6. Verweerder betoogt dat de beoordelingscommissie heeft toegelicht dat de beoordeling heeft plaatsgevonden aan de hand van het investeringsplan en de tekening. Op basis hiervan is het voor de commissie onduidelijk dat de strohokken bedoeld zijn als transitieruimtes of dat ze als bijzondere ruimtes in gebruik zullen worden genomen. De onduidelijkheid wordt ingegeven door het feit dat er al voldoende ligboxen voor droge koeien en nieuwmelkte koeien zijn; daarmee zijn de strohokken niet nodig voor het huisvesten van de verschillende groepen dieren.
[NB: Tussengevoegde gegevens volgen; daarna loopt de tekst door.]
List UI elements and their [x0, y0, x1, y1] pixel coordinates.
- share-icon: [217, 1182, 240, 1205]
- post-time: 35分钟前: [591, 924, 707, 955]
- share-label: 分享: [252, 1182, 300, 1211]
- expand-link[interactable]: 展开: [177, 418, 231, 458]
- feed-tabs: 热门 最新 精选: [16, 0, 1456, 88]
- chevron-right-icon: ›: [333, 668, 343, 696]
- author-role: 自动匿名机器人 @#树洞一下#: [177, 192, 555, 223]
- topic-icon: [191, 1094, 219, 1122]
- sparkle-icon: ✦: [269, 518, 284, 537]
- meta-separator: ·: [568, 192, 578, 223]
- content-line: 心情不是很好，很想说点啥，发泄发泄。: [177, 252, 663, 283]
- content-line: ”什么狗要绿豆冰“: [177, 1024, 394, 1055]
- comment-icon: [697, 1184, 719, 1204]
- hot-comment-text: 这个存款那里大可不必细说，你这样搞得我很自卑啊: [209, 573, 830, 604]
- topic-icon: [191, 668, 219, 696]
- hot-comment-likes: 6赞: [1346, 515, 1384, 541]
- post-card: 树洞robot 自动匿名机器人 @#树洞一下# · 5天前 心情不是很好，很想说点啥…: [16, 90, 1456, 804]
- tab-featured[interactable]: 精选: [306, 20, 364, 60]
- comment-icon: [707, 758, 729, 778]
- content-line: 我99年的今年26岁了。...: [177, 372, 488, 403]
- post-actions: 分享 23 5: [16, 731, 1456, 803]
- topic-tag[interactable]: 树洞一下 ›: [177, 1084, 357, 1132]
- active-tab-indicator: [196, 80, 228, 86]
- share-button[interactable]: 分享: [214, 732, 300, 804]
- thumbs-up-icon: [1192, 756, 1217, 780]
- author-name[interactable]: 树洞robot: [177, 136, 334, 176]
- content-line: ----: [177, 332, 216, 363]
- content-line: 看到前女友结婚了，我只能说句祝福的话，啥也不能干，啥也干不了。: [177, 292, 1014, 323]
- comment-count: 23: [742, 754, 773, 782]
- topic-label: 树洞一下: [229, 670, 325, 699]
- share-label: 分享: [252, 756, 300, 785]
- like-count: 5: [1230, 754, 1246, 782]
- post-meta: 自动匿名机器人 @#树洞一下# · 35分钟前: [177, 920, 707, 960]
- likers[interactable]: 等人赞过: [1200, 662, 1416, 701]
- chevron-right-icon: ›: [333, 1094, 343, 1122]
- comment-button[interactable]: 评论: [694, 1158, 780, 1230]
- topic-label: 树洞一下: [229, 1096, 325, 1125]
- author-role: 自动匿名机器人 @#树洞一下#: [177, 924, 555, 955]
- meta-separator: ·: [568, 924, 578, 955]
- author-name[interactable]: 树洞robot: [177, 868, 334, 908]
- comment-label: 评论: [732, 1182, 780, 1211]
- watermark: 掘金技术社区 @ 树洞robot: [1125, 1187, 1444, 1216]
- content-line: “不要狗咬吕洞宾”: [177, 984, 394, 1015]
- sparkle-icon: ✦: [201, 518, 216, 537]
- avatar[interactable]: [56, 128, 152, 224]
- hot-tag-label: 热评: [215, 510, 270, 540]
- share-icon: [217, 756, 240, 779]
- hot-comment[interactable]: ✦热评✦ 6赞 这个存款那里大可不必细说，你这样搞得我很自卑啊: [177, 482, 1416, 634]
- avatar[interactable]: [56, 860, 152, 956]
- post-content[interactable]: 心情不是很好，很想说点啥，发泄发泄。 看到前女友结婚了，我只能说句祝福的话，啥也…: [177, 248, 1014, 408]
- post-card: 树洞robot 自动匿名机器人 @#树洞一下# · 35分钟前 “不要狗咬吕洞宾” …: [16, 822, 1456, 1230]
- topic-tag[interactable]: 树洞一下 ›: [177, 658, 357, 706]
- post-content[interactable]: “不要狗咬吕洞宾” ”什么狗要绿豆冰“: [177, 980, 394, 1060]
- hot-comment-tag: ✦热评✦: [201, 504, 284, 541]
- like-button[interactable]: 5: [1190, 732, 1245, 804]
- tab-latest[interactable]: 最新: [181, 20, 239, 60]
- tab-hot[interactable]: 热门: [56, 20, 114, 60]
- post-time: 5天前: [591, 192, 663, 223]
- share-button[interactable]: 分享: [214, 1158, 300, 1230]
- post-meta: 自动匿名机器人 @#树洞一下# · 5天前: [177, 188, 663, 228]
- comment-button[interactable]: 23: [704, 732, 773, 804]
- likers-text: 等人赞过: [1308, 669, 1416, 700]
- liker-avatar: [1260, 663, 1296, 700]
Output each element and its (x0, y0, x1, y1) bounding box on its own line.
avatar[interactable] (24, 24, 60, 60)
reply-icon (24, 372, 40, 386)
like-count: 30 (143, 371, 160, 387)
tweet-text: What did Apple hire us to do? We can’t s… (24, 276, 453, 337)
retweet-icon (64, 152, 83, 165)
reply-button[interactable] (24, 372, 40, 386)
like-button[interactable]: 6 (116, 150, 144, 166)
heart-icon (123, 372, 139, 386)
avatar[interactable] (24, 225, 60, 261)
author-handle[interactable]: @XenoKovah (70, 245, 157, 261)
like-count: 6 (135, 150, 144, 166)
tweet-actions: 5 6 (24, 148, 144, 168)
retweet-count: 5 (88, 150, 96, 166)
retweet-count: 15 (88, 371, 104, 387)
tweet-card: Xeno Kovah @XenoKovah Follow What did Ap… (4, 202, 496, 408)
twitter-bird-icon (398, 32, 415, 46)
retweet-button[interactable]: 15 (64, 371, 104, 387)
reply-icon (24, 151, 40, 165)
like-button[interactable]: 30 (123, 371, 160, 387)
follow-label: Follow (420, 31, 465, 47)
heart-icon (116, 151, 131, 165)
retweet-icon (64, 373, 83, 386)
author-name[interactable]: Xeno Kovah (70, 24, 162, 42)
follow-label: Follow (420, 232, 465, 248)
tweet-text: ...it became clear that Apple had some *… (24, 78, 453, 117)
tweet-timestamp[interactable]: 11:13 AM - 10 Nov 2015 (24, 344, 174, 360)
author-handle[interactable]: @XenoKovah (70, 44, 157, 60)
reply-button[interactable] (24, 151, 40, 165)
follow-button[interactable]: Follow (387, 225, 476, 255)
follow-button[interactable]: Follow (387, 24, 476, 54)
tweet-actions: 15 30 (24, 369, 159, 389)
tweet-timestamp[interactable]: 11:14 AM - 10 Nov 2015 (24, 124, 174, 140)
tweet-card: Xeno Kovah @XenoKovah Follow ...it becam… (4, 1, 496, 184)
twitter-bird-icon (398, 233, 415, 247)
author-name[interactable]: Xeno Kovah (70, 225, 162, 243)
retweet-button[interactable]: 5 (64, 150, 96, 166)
Daarnaast is de routing naar de melkstal niet duidelijk aangegeven. Verder stelt verweerder dat zelfs indien appellant alsnog punten toegekend zou krijgen voor de transitiestal, dit hem niet in aanmerking zou brengen voor subsidie. De drie punten voor een transitiestal zouden appellants aanvraag op een eindscore van 100,78 punten brengen, en daarmee zou hij ruim onder de knip eindigen.
7. Het College overweegt dat appellant is opgekomen tegen het besluit waarbij verweerder zijn weigering de gevraagde subsidie te verlenen heeft gehandhaafd. Appellant is tegen dit besluit opgekomen met een betoog dat er kortweg toe strekt dat bij de beoordeling van zijn aanvraag ten onrechte geen punten zijn toegekend voor een transitiestal. Het College kan en zal dit punt buiten bespreking laten omdat verweerder – onbestreden – heeft gesteld – en voor het College vaststaat – dat appellant, zelfs als bij de beoordeling van zijn aanvraag wel het maximale aantal punten voor een transitiestal zou zijn toegekend, nog op een eindscore zou eindigen die ruim onder de “knip” zou liggen. Dat betekent dat appellant met zijn betoog en de in dat kader aangevoerde argumenten niet het resultaat kan bereiken dat hij wenst, namelijk alsnog toekenning van de gevraagde subsidie. Ter zitting heeft appellant, gevraagd naar het belang bij handhaving van zijn beroep, nog aangevoerd dat hij van iemand van de Rijksdienst voor Ondernemend Nederland telefonisch heeft begrepen dat indien projecten waarvoor subsidie is verleend niet of te laat worden gerealiseerd, de vrijgekomen subsidie aan de volgende op de ranglijst wordt verleend. Dit, niet nader onderbouwde, betoog gaat uit van een zodanig speculatieve toekomstige situatie, dat het College hierin geen aanleiding vindt om anders te oordelen dan het hiervoor heeft gedaan.
8. Uit het vorenstaande volgt dat het beroep ongegrond is.
9. Voor een proceskostenvergoeding bestaat geen aanleiding.